ECLI:NL:RBDHA:2020:2557

Rechtbank Den Haag

Datum uitspraak
20 maart 2020
Publicatiedatum
23 maart 2020
Zaaknummer
NL20.5891
Instantie
Rechtbank Den Haag
Type
Uitspraak
Rechtsgebied
Bestuursrecht; Vreemdelingenrecht
Procedures
  • Eerste aanleg - enkelvoudig
Rechters
Vindplaatsen
  • Rechtspraak.nl
AI samenvatting door LexboostAutomatisch gegenereerd

Vreemdelingenbewaring en overdracht naar Frankrijk in het licht van de Dublinverordening en coronamaatregelen

In deze zaak heeft de Rechtbank Den Haag op 20 maart 2020 uitspraak gedaan in een bestuursrechtelijke procedure betreffende de vreemdelingenbewaring van een eiser met de Syrische nationaliteit. De staatssecretaris van Justitie en Veiligheid had op 3 maart 2020 een maatregel van bewaring opgelegd op basis van artikel 59a, eerste lid, van de Vreemdelingenwet 2000. Eiser heeft hiertegen beroep ingesteld, waarbij hij tevens schadevergoeding heeft verzocht. Tijdens de zitting op 16 maart 2020 is eiser verschenen, bijgestaan door zijn gemachtigde, en is er een tolk in de Arabische taal aanwezig geweest.

De rechtbank heeft overwogen dat de staatssecretaris voldoende gronden heeft aangevoerd voor de maatregel van bewaring, waaronder het risico dat eiser zich aan het toezicht zou onttrekken. Eiser heeft betoogd dat hij altijd beschikbaar is geweest en dat hij vanwege zijn medische omstandigheden in Frankrijk risico loopt op schending van artikel 3 van het EVRM. De rechtbank oordeelt echter dat de staatssecretaris de gevolgen van de overdracht op de gezondheidstoestand van eiser voldoende heeft onderzocht en dat er voldoende zicht op uitzetting bestaat, ondanks de coronamaatregelen. De rechtbank heeft vastgesteld dat de overdracht naar Frankrijk gepland staat op 7 april 2020 en dat er geen reden is om aan te nemen dat deze niet kan doorgaan.
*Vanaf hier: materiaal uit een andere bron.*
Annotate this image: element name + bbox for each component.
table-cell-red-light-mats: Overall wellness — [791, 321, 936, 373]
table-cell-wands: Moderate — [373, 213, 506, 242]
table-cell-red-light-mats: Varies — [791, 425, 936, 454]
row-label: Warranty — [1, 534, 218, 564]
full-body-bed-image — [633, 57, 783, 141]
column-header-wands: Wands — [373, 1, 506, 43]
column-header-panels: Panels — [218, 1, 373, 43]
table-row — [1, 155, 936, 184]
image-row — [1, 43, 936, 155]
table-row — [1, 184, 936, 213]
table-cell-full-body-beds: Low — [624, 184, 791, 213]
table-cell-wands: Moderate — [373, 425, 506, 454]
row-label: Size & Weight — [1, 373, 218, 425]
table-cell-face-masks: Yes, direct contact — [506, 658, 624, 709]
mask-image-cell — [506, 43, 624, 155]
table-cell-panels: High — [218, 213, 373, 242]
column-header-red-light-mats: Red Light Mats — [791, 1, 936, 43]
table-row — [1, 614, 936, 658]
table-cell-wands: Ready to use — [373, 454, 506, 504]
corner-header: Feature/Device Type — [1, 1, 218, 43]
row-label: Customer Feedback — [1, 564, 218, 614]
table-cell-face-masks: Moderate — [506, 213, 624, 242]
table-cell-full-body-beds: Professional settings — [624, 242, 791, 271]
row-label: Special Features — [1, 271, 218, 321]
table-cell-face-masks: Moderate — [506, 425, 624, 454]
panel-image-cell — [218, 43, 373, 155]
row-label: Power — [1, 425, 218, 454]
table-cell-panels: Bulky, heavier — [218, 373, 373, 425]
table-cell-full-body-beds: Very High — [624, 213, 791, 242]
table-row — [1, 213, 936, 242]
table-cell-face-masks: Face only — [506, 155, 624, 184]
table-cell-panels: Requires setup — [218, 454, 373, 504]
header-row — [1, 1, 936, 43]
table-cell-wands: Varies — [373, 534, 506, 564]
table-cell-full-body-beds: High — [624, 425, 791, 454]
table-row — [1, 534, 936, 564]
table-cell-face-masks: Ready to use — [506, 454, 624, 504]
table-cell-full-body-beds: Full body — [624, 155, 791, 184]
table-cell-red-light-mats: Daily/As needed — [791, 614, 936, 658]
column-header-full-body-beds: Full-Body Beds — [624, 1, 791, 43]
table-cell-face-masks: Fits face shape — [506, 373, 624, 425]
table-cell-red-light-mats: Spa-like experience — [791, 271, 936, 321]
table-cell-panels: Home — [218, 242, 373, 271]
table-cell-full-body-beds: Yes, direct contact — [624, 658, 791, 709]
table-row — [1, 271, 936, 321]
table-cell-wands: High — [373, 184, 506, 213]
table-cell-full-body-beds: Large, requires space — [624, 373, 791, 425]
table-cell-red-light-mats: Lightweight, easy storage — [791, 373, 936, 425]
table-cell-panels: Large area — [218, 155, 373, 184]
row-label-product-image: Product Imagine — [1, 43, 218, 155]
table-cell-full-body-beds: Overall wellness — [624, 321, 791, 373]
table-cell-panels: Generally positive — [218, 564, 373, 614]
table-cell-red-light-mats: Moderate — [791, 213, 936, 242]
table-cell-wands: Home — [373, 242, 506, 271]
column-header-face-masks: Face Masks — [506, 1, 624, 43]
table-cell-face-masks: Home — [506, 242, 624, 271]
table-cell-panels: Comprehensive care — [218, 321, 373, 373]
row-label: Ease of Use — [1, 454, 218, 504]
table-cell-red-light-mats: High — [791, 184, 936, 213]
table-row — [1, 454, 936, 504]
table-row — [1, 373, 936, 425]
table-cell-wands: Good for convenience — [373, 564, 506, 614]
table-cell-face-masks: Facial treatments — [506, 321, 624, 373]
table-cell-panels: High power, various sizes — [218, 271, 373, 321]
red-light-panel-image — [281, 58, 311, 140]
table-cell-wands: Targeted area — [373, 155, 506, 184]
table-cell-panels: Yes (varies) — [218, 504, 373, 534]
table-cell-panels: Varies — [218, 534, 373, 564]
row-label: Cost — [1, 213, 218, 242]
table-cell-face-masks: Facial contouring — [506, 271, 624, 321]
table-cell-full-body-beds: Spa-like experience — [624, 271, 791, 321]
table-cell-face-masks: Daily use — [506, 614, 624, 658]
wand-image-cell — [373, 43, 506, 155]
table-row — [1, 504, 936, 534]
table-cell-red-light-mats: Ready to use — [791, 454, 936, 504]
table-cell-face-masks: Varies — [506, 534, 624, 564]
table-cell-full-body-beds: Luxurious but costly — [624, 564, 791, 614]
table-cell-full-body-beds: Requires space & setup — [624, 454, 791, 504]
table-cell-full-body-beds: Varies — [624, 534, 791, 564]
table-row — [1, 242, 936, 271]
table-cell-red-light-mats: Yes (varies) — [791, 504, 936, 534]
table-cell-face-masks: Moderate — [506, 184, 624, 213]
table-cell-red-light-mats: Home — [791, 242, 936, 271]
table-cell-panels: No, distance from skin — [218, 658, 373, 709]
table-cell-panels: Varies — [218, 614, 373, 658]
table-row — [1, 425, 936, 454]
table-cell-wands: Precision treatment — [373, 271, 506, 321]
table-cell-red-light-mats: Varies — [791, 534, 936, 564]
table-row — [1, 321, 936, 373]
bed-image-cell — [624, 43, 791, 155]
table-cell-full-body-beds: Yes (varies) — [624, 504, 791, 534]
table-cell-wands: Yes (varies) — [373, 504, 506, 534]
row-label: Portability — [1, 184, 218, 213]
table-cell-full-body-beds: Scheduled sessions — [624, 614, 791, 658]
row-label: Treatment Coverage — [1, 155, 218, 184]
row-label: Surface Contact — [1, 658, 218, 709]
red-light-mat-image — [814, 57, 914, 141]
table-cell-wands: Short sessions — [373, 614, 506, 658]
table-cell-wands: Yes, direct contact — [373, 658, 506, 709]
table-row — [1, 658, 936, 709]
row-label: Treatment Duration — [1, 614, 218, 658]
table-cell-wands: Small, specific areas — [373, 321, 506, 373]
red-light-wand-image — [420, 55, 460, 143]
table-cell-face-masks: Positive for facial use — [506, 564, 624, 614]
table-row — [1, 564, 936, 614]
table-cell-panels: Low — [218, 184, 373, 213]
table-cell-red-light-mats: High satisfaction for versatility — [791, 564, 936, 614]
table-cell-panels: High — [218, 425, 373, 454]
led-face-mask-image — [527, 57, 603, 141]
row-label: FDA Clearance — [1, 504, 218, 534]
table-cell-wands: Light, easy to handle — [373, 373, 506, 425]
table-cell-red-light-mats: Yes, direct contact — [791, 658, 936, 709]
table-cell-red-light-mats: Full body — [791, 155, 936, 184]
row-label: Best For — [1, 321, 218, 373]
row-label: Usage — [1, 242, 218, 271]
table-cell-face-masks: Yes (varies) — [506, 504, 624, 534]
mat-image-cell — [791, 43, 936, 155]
De rechtbank concludeert dat het bestreden besluit op juiste gronden is genomen en verklaart het beroep ongegrond. Het verzoek om schadevergoeding wordt afgewezen. De uitspraak is gedaan door mr. D. Biever, rechter, in aanwezigheid van J.J. Brands, griffier. Vanwege de coronamaatregelen is de uitspraak niet op een openbare zitting gedaan, maar zal deze later alsnog worden gepubliceerd op rechtspraak.nl.

Uitspraak

RECHTBANK DEN HAAG

Bestuursrecht
zaaknummer: NL20.5891

uitspraak van de enkelvoudige kamer in de zaak tussen

[eiser] , eiser, V-nummer: [V-nummer]

(gemachtigde: mr. W.A.E.M. Amesz),
en

de staatssecretaris van Justitie en Veiligheid, verweerder

(gemachtigde: mr. K.M.A. van der Heijden).

Procesverloop

Bij besluit van 3 maart 2020 (het bestreden besluit) heeft verweerder aan eiser de maatregel van bewaring op grond van artikel 59a, eerste lid, van de Vreemdelingenwet 2000 (Vw 2000) opgelegd.
Eiser heeft tegen het bestreden besluit beroep ingesteld. Dit beroep strekt tevens tot een verzoek om toekenning van schadevergoeding.
Het onderzoek ter zitting heeft plaatsgevonden op 16 maart 2020. Eiser is verschenen, bijgestaan door zijn gemachtigde. Als tolk in de Arabische taal is verschenen M. Essebai. Verweerder heeft zich laten vertegenwoordigen door zijn gemachtigde.

Overwegingen

1. Eiser stelt de Syrische nationaliteit te hebben en te zijn geboren op [geboortedatum] 1980.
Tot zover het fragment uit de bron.